Measles – an extremely contagious disease caused by a virus – has found its way back into the United States, including Virginia. According to the Centers for Disease Control and Prevention (CDC), more than 220 cases of measles have been confirmed in 26 states and the District of Columbia.
Other affected states include Arkansas, California, Connecticut, Florida, Illinois, Indiana, Kansas, Louisiana, Maryland, Massachusetts, Michigan, Minnesota, Missouri, Nebraska, Nevada, New Jersey, New York, North Carolina, Oklahoma, Oregon, Pennsylvania, South Carolina, Tennessee, Texas, and Washington.
New York banned unvaccinated students from Brooklyn schools
This unexpected wave of measles cases can be traced to outbreaks in various, often-frequented countries, including England, France, Germany, India, the Philippines, and Vietnam, the CDC reports. In addition, measles is on the rise in communities of unvaccinated children in the U.S.
Within the past two months, 39 children in the Orthodox Jewish community of New York have contracted measles due to an outbreak caused by one unvaccinated child who was infected on a trip to Israel, according to the New York City Department of Health. Now, health officials are requiring students who attend Jewish schools in certain areas to get the measles-mumps-rubella vaccine.
“Effective Friday, December 7, every student attending a yeshiva in the below zip codes in Borough Park and Williamsburg who is not vaccinated with the required number of doses of measles-mumps-rubella (MMR) vaccine will not be permitted to attend school, regardless of whether a case of measles has occurred in the school,” read a letter sent by the NYC Department of Health and Mental Hygiene.

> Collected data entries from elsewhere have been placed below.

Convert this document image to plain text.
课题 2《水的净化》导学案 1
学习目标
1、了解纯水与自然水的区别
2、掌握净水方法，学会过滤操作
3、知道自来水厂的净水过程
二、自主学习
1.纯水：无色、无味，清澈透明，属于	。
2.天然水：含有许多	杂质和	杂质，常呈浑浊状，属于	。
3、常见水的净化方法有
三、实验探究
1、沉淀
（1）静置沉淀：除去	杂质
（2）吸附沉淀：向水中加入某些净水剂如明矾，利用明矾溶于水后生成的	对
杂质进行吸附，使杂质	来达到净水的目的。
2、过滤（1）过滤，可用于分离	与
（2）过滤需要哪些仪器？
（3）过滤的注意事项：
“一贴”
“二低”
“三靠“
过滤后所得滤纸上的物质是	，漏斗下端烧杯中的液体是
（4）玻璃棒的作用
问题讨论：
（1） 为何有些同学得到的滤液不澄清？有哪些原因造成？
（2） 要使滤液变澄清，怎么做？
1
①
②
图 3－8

“Students cannot return to school until they are appropriately vaccinated, or until the outbreak is declared over, even if they have an approved religious or medical exemption to measles immunization,” the letter read. “If a person in your school develops measles, additional restrictions apply.
How is measles spread?
Measles, although considered a childhood disease, can affect people of any age. It’s a nasty little virus that is spread to others through sneezing and coughing. What’s worse? Measles can live for up to two hours in any space where an infected person has coughed or sneezed.
Can measles be treated with antibiotics?
Because measles is a virus, treatment focuses on relief of symptoms – including fever, dry cough, runny nose, sore throat, inflamed eyes, skin rash – as your body works to do its magic and fight it off. Treatment methods may include a combination of medications to control pain or fever, fluids, antibiotics to treat secondary infections, and vitamin A supplements.
According to the Virginia Department of Health, the only way to prevent measles cases and outbreaks is to get the MMR vaccine. Two doses of this vaccine are recommended for all children and should be given at 12 to 15 months of age and right before the child enters kindergarten.
If you have further questions about measles, contact your healthcare provider or call your local health department.